EK: From a financial perspective, we want to maintain a positive margin to support our capital investments and employees. To do this, we are focused on a few things. First, supporting our operating employees to ensure they can perform to the best of their ability. They are the ones who make the difference each and every day. Second, we want to make sure we, as a finance team, can provide the things that the organization needs to be successful. This includes, but is not limited to, making sure supply chain folks can get all needed supplies and ensuring we have the cash collections needed to fund our organization. Another priority is making sure we provide the advice and guidance needed to invest our dollars effectively so we can prepare for the next challenge.

Q: What are a few key capital projects UPMC has in the works?

EK: UPMC is a premier provider in our community, and we operate a number of specialty hospitals in the area. We are the primary pediatric, psychiatric, women’s health and oncology provider in the region. Over the past couple of years, we’ve embarked on a journey to provide new facilities in western Pennsylvania for these major programs. We are also investing heavily in a vision and rehabilitation institute, which is a $500 million project that will put our clinicians, researchers and other providers together to drive breakthroughs in vision care and rehabilitation.  

We also are going to embark on a new tower for UPMC Presbyterian Oakland Campus [in Pittsburgh]. It is going to be the largest capital project we’ve embarked on since I’ve been here. This project will be more than $1 billion and is so important to the community. 

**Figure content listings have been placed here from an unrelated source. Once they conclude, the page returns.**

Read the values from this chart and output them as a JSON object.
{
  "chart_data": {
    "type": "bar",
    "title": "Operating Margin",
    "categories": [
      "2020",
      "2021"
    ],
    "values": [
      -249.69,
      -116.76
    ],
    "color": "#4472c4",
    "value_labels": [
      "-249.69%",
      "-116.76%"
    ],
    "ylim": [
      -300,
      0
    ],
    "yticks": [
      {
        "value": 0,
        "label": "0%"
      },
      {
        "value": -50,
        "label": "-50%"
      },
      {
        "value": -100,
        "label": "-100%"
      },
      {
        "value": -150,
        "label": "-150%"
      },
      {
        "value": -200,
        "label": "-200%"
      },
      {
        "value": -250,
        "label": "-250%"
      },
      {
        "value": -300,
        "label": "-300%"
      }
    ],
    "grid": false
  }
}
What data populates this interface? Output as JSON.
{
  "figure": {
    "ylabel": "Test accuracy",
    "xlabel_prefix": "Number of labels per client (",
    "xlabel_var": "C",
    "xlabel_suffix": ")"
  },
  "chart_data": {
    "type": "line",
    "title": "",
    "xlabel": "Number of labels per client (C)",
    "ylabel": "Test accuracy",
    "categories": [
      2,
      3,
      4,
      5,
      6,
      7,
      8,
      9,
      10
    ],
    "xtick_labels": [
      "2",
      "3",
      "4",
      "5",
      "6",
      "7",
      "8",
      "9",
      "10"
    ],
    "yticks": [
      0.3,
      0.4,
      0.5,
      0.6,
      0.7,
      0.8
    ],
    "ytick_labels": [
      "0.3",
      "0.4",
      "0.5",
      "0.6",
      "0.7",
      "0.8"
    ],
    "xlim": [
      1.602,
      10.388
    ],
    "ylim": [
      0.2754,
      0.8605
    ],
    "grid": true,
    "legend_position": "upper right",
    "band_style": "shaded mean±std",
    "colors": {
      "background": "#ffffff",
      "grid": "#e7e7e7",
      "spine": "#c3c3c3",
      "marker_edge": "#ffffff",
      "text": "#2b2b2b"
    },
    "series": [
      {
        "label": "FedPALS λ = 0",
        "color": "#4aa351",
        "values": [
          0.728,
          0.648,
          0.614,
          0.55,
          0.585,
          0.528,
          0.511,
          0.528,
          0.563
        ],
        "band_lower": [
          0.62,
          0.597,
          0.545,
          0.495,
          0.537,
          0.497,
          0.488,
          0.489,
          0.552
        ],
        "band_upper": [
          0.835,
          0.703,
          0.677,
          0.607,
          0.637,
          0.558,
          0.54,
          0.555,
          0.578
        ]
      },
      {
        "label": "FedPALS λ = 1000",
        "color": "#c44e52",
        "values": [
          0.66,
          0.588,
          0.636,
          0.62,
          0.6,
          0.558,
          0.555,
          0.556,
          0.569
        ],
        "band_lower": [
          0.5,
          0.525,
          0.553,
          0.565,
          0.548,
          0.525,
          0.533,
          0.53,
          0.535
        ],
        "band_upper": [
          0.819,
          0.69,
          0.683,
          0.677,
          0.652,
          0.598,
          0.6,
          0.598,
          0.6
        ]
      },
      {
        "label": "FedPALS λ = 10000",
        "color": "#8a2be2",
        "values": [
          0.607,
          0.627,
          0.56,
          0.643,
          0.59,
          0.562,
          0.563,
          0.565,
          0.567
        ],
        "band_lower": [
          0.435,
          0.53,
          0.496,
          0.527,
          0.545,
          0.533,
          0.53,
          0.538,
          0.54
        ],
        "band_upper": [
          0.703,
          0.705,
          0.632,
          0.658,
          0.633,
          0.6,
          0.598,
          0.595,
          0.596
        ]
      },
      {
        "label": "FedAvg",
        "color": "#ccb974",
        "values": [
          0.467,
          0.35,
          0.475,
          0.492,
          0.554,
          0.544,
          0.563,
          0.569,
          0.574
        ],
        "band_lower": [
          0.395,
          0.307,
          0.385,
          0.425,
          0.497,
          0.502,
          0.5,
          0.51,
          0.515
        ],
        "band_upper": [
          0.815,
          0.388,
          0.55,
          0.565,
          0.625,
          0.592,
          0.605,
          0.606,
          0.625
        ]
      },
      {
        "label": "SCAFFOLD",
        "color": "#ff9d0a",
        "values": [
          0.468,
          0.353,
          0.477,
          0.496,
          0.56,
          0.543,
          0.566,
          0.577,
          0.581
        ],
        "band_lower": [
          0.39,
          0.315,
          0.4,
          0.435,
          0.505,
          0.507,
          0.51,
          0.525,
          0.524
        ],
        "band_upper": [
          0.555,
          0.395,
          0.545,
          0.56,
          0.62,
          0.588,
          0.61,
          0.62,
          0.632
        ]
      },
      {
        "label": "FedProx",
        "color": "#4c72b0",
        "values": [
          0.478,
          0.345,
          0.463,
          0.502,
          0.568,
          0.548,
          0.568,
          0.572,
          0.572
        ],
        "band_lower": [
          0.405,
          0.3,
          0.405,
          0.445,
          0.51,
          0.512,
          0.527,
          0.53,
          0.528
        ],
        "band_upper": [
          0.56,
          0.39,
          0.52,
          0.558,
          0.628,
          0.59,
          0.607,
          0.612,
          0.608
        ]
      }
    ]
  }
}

The third thing we are looking at is enhancing our oncology services and product at UPMC Shadyside [in Pittsburgh]. What we’ve recognized is that we are the provider and insurer of choice in western Pennsylvania, and we have to invest in this community for the next 50 to 100 years. 

Q: What skills are essential for hospital and health system CFOs to thrive in today’s healthcare landscape?

EK: The technical skills are given as CFO. To get in that leadership position, you have to be able to perform the necessary tasks. However, to make your organization better, I could boil it down to four things. First, you have to be a partner to your other senior leaders. Finance doesn’t exist in a vacuum. You have to be in the room with those folks, helping them manage and drive the business. The second thing is flexibility. If you think about what we experienced as an industry over the last two years, if you weren’t flexible, you were going to be seriously challenged.  Flexibility is such an important attribute because the pace of change is going to accelerate in our industry. Third, I’d say talent recognition is a key skill. It is important to be able to find talent as well as mentor and develop them as employees who can provide a great service to the organization. Fourth, you have to embody integrity. There is no doubt in my mind that integrity is a core value that is essential to everything you do as a finance leader. You have to maintain your integrity at all times. Those are essential skills. If you’re going to be a successful CFO now, you have to have those skills outside of the technical.

Q: What is one piece of advice you would offer to another healthcare CFO, and why?

EK: I’d say, look beyond the challenges of today. It’s not just about what you can actually see and envision in front of you. Try to look at the implications that are not necessarily top of mind. What the future holds is uncertain for all of us in healthcare now. You need to be thinking about what things might be coming down the road that will change our business and commitment to our communities dramatically. Try to brainstorm around that. Trying to think forward and speculate about what might happen is very valuable.